Gleichzeitig will Deutschland militärisch stärker werden, um im Machtkampf mit Ländern wie den USA, China oder Russland mitzuhalten. Deshalb wird immer mehr auf das Militär ausgerichtet: Schulen, Unis, Betriebe - die ganze Gesellschaft soll auf Krieg vorbereitet werden. Doch diese Politik dient nicht unserer Freiheit oder unserer Zukunft. Während sie aufrüsten, verschärfen sich Armut, rassistische Ausgrenzung, die Unterdrückung von Frauen und die Klimakrise. Das neue Wehrdienstgesetz richtet sich direkt an uns junge Menschen. Die Botschaft dahinter ist klar: Entweder wir zahlen mit schlechteren Lern-, Arbeitsund Lebensbedingungen - oder wir sollen im nächsten Krieg an die Front. Mit der neuen Änderung des Wehrdienstgesetz dürfen Männer bis 45 Jahre zukünftig keine längeren Auslandsaufenthalte verbringen, ohne dass das Karrierecenter der Bundeswehr dies vorher bewilligt. Aussagen wie die des NATO-Generalsekretärs Mark Rutte, wir müssen "für einen Krieg bereit sein, wie ihn unsere Eltern und Großeltern erleiden mussten" und von Verteidigungsminister Pistorius wir müssen "kriegstüchtig werden, zeigen uns immer deutlicher, dass es Deutschland nicht nur um Verteidigung geht. Die ungebremste Aufrüstung und die geplante Wiedereinführung der Wehrpflicht bestätigen diese Befürchtung. Dabei steht die Jugend besonders im Fokus: Eine steigende Zahl von Schulbesuchen durch Jugendoffiziere, Werbung der Bundeswehr auf dem Campus oder dem Pizzakarton, Bundeswehrpräsenz auf Jobmessen oder gar eigene Serien wie "Die Rekruten" auf YouTube - an der Bundeswehr kommen wir in unserem Alltag nicht mehr vorbei.

Doch viele Jugendliche machen da nicht mit. In den letzten Monaten sind zehntausende Schüler in Deutschland und ganz Europa gegen Wehrpflicht und Militarisierung auf die Straße gegangen und haben ihren Unterricht bestreikt.
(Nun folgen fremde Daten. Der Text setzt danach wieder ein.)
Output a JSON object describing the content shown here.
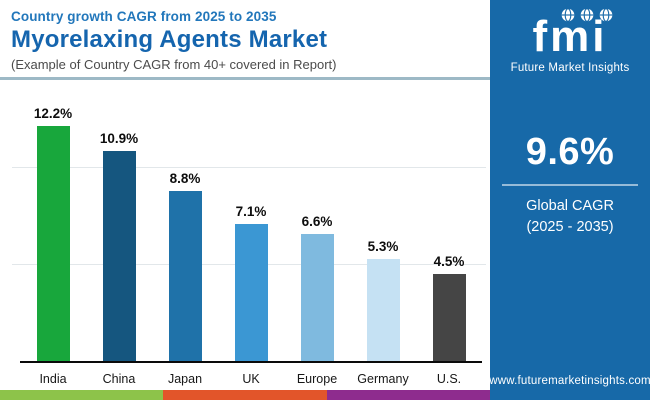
{
  "header": {
    "kicker": "Country growth CAGR from 2025 to 2035",
    "title": "Myorelaxing Agents Market",
    "note": "(Example of Country CAGR from 40+ covered in Report)"
  },
  "chart_data": {
    "type": "bar",
    "title": "Myorelaxing Agents Market — Country growth CAGR from 2025 to 2035",
    "categories": [
      "India",
      "China",
      "Japan",
      "UK",
      "Europe",
      "Germany",
      "U.S."
    ],
    "values": [
      12.2,
      10.9,
      8.8,
      7.1,
      6.6,
      5.3,
      4.5
    ],
    "value_labels": [
      "12.2%",
      "10.9%",
      "8.8%",
      "7.1%",
      "6.6%",
      "5.3%",
      "4.5%"
    ],
    "bar_colors": [
      "#18a73c",
      "#15567f",
      "#1f72a9",
      "#3b97d3",
      "#7fbadf",
      "#c5e1f3",
      "#454545"
    ],
    "xlabel": "",
    "ylabel": "",
    "ylim": [
      0,
      14
    ],
    "gridlines_at": [
      5,
      10
    ],
    "grid": true,
    "legend": false
  },
  "panel": {
    "logo_text": "fmi",
    "logo_subtext": "Future Market Insights",
    "global_cagr_value": "9.6%",
    "global_cagr_label1": "Global CAGR",
    "global_cagr_label2": "(2025 - 2035)",
    "website": "www.futuremarketinsights.com"
  },
  "icons": {
    "logo_globes": [
      "globe-icon",
      "globe-icon",
      "globe-icon"
    ]
  },
  "colors": {
    "panel_background": "#1769a8",
    "kicker_blue": "#2277bb",
    "title_blue": "#1565ae",
    "note_gray": "#4b4b4b",
    "header_divider": "#9db9c6",
    "axis_black": "#0a0a0a",
    "gridline": "#e2e7ea",
    "strip": [
      "#8dc34a",
      "#e2552a",
      "#8e2c8e"
    ]
  }
}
Millionen Menschen protestierten weltweit gegen den Krieg und gegen den Genozid am palästinensischen Volk und haben Druck auf ihre Regierungen aufgebaut, die selbst an diesem Verbrechen beteiligt sind.
Die Ostermärsche sind die traditionellen Friedensdemonstrationen in Deutschland und wir sollten sie nutzen, um gemeinsam ein Zeichen zu setzen: für eine Welt ohne Krieg, Zerstörung und Ausbeutung. Während Regierungen neue Kriege vorbereiten, müssen wir laut dagegenhalten. Besonders jetzt, wo der Krieg im Iran und in der Region weiter eskalieren kann und die deutsche Regierung diese Angriffe zwar mit Lippenbekenntnissen anzweifelt, aber durch Militärbasen wie Ramstein hier im Land erst möglich macht. Gerade deshalb müssen wir Widerstand leisten. Wir müssen zeigen, dass wir uns nicht in ihre Kriege hineinziehen lassen. Unsere Antwort heißt Solidarität, Protest und gemeinsamer Kampf gegen Aufrüstung und Militarisierung.
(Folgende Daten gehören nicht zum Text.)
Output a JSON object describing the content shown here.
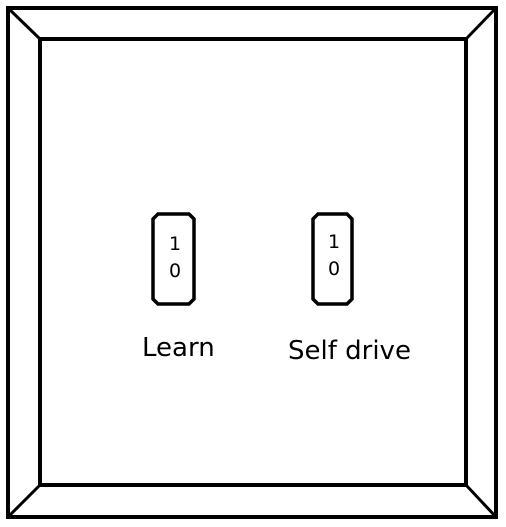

Denn diese Interessen sind nicht unsere, wir wollen gute Bildung und Arbeit und keine Zukunft voller Krieg und Krisen. Die Schulstreiks gegen die Wehrpflicht und die geringe Zustimmung zum Wehrdienst zeigen uns, die Jugend stellt sich gegen diese Entwicklungen. Eine starke Jugendbewegung gegen Krieg und Militarisierung ist für die deutsche Regierung und die Konzerne, die mit Waffenexporten und Krieg Profite machen, eine große Bedrohung. Deswegen versuchen sie gerade, uns mit aggressiver Werbung zu gewinnen oder durch Einschüchterungen klein zu halten!
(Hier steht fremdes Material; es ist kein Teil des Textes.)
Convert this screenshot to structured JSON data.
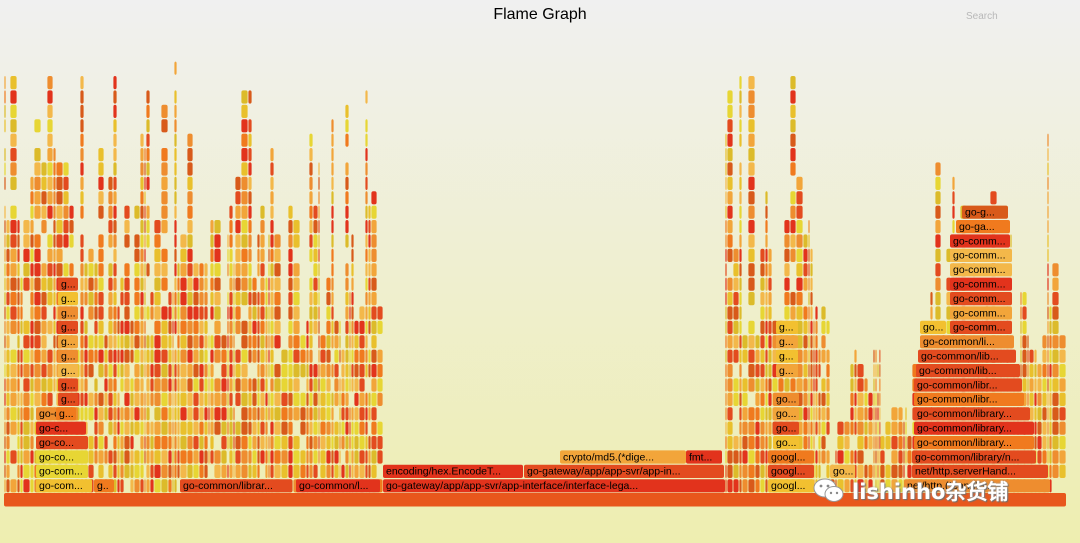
{
  "header": {
    "title": "Flame Graph",
    "search_label": "Search"
  },
  "watermark": {
    "text": "lishinho杂货铺",
    "icon": "wechat-icon"
  },
  "colors": {
    "palette": [
      "#e34b1f",
      "#f07a1e",
      "#f2a53a",
      "#e9c02c",
      "#e7d634",
      "#d85a1a",
      "#ee8d2f",
      "#e2331c",
      "#f3b84a",
      "#dcbb2a"
    ],
    "bg_top": "#f0f0f0",
    "bg_bottom": "#eeeeb0"
  },
  "frames": {
    "level_1": [
      {
        "label": "go-com..."
      },
      {
        "label": "g.."
      },
      {
        "label": "go-common/librar..."
      },
      {
        "label": "go-common/l..."
      },
      {
        "label": "go-gateway/app/app-svr/app-interface/interface-lega..."
      },
      {
        "label": "googl..."
      },
      {
        "label": "net/http.(*conn).s..."
      }
    ],
    "level_2": [
      {
        "label": "go-com..."
      },
      {
        "label": "encoding/hex.EncodeT..."
      },
      {
        "label": "go-gateway/app/app-svr/app-in..."
      },
      {
        "label": "googl..."
      },
      {
        "label": "go..."
      },
      {
        "label": "net/http.serverHand..."
      }
    ],
    "level_3": [
      {
        "label": "go-co..."
      },
      {
        "label": "crypto/md5.(*dige..."
      },
      {
        "label": "fmt..."
      },
      {
        "label": "googl..."
      },
      {
        "label": "go-common/library/n..."
      }
    ],
    "level_4": [
      {
        "label": "go-co..."
      },
      {
        "label": "go..."
      },
      {
        "label": "go-common/library..."
      }
    ],
    "level_5": [
      {
        "label": "go-c..."
      },
      {
        "label": "go..."
      },
      {
        "label": "go-common/library..."
      }
    ],
    "level_6": [
      {
        "label": "go-c..."
      },
      {
        "label": "g..."
      },
      {
        "label": "go..."
      },
      {
        "label": "go-common/library..."
      }
    ],
    "level_7": [
      {
        "label": "g..."
      },
      {
        "label": "go..."
      },
      {
        "label": "go-common/libr..."
      }
    ],
    "level_8": [
      {
        "label": "g..."
      },
      {
        "label": "go-common/libr..."
      }
    ],
    "level_9": [
      {
        "label": "g..."
      },
      {
        "label": "g..."
      },
      {
        "label": "go-common/lib..."
      }
    ],
    "level_10": [
      {
        "label": "g..."
      },
      {
        "label": "g..."
      },
      {
        "label": "go-common/lib..."
      }
    ],
    "level_11": [
      {
        "label": "g..."
      },
      {
        "label": "g..."
      },
      {
        "label": "go-common/li..."
      }
    ],
    "level_12": [
      {
        "label": "g..."
      },
      {
        "label": "g..."
      },
      {
        "label": "go..."
      },
      {
        "label": "go-comm..."
      }
    ],
    "level_13": [
      {
        "label": "g..."
      },
      {
        "label": "go-comm..."
      }
    ],
    "level_14": [
      {
        "label": "g..."
      },
      {
        "label": "go-comm..."
      }
    ],
    "level_15": [
      {
        "label": "g..."
      },
      {
        "label": "go-comm..."
      }
    ],
    "level_16": [
      {
        "label": "go-comm..."
      }
    ],
    "level_17": [
      {
        "label": "go-comm..."
      }
    ],
    "level_18": [
      {
        "label": "go-comm..."
      }
    ],
    "level_19": [
      {
        "label": "go-ga..."
      }
    ],
    "level_20": [
      {
        "label": "go-g..."
      }
    ]
  }
}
Wir lassen uns nicht gegeneinander ausspielen. Am Ende haben wir mehr gemeinsam mit den Menschen in anderen Ländern als mit denen, die von Krieg und Aufrüstung profitieren.

Und Deshalb fordern wir:

  • Keine Wiedereinführung der Wehrpflicht!
  • Keine Militarisierung von Schulen, Unis und Betrieben!
  • Stopp aller Waffenexporte aus Deutschland, insbesondere in Kriegsgebiete!
  • Keine Stationierung von US-Mittelstreckenraketen in Deutschland!
  • Abrüstung statt Aufrüstung!
  • Milliarden für Bildung und Soziales statt für Aufrüstung!

Wir müssen weiter auf die Straße gehen und uns organisieren, bis diese Politik gestoppt wird!

Wir wollen Ausbildungsplätze statt Kriegseinsätze!

 

Luis Babin ist aktiv beim Internationalen Jugendverband Bremen (IJV).